My friend Chad, the token male in the bunch, considered my question: “Did we ban anything? No. But my older daughter (who’s eight) refused to step into another fast food place after she saw the movie 'Food, Inc.' at a friend’s house last year. I kind of figured she’d get over it at some point but then we went to a wedding and one of the guests, a woman who does PR and marketing for a fast food chain, offered her some coupons for food. My daughter looked her square in the eyes and said: ‘Thank you, but we don’t eat there.’”
Interesting.
“And then there was the boycott.”
I raised an eyebrow.
“She started a boycott of a children’s website because they advertise fast food on their site. She told her friends they’re trying to ‘hypnotize’ people into eating the food. After that she started muting all the commercials in the middle of her shows.”
Another mom was downright indignant: “Oh, well, our pediatric dentist hates me for sure.”
Hates you?
“My daughter, who was four then, had a brown spot on one of her back teeth. The dentist thought the spot might be developing into a cavity and decided she would watch it closely. On that first day she took an X-ray of the tooth, which I let her do. But then she had us come in every three months over the course of that year and each of those times she wanted to X-ray that same tooth. Heck if I was going to let them X-ray my child four times in one year over a brown spot.”
She took a breath: “And here’s the thing. That dentist’s eyes rolled all the way into the back of her head each and every time I refused permission for an X-ray and then what did I see in the headlines? Widespread concerns about children’s overexposure to radiation in dentists’ chairs.”

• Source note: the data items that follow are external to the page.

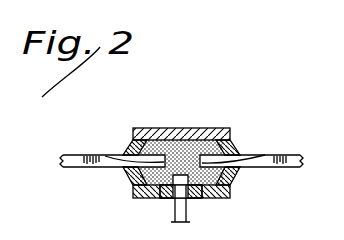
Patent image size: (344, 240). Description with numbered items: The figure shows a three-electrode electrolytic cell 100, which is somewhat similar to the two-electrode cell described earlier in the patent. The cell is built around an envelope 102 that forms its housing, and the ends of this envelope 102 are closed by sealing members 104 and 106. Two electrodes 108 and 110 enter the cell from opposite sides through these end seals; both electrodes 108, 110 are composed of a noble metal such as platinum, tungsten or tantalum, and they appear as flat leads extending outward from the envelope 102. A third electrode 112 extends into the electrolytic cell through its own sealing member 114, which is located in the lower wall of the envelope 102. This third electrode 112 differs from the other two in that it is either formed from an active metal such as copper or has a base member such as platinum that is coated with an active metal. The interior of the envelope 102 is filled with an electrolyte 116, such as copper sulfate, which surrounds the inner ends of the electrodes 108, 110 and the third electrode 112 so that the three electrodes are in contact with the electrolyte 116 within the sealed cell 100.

The three-electrode electrolytic cell 100 is at (183, 119).
The envelope 102 is at (208, 134).
The sealing member 104 is at (238, 172).
The sealing member 106 is at (128, 177).
The electrode 108 is at (236, 154).
The electrode 110 is at (112, 155).
The third electrode 112 is at (188, 216).
The sealing member 114 is at (163, 198).
The electrolyte 116 is at (134, 141).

Did you take the article in to show the dentist?
“No, but I should.”
A mom from my son’s preschool told me: “The pink and blue medicine drives me up the wall.”
What do you mean?
“About a month ago my son had these really high fevers for over a week. I took him to the doctor and they told me not to worry, but to control the fever by alternating between acetaminophen and ibuprofen. By the end of that first week we had finished our bottles, and around midnight one night I went to the drugstore to pick up more. I happened to look at the boxes and notice the inactive ingredients, a virtual ‘who’s who’ list of what not to eat - never mind if your body’s battling a virus: artificial colors, parabens, high fructose corn syrup, sodium benzoate, propylene glycol.
"Maybe I was exhausted after a week of very little sleep. I marched up to the pharmacist and demanded answers. How do you feed this kind of garbage to a child fighting off illness? We’d used two bottles of the stuff at that point! The pharmacist kept repeating that those ingredients were the medicine’s dyes and preservatives. As if somehow that made it all OK.”
So what did you do?
“Eventually the pharmacist helped me find the dye-free version of one but they were out of the other. And there was nothing I could do about the other crap. Have we really not advanced enough scientifically to figure out how to make kids’ medicine without questionable inactive ingredients? Where’s the common sense here?”

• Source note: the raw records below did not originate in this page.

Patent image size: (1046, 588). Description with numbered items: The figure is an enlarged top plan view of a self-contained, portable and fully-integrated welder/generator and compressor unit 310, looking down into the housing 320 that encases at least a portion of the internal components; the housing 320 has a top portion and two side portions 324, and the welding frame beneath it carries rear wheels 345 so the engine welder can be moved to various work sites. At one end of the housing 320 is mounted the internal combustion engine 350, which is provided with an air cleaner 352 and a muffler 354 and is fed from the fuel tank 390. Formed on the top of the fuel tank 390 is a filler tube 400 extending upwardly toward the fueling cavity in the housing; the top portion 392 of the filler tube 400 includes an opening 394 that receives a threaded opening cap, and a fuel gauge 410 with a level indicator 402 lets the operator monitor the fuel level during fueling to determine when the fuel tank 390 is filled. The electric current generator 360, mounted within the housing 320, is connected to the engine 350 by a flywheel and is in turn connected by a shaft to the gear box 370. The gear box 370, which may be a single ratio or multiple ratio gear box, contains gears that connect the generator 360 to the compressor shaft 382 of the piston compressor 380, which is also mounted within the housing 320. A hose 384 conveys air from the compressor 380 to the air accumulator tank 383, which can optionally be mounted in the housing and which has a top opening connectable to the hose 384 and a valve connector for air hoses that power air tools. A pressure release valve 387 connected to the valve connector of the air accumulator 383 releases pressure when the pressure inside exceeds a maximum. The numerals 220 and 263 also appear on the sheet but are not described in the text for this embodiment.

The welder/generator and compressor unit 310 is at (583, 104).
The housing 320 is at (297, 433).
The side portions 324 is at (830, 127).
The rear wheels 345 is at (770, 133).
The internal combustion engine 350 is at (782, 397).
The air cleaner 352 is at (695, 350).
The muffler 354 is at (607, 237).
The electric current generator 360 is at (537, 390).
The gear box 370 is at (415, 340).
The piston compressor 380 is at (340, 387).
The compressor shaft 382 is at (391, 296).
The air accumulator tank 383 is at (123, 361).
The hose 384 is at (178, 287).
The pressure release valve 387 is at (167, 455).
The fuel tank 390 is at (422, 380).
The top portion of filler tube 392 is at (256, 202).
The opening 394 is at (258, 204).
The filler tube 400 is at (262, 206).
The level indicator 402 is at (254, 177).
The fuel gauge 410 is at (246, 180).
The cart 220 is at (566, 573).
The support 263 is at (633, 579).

I sat there later that night, head abuzz, trying to digest everything I had heard.
Certainly our generation is approaching health, nutrition and parenting in dramatically different ways than most of our own parents did. Norms have changed as they are bound to do over time.
But there’s more underlying the myriad dos and don’ts and wills and won’ts - at least among those I spoke to: their inclination to investigate, to question that which does not appear to make sense, their expectation of thoughtful, common sense and ethical solutions. Many of these parents seem perfectly willing to march to the beat of their own drums. And, if necessary, to take their dollars elsewhere.
And it seemed to me that the common thread was a sort of consciousness: conscious living, conscious parenting, conscious consuming.
Perhaps some of these parents will be seen as extreme for now. Not for long, though. I suspect that they are the way of the future.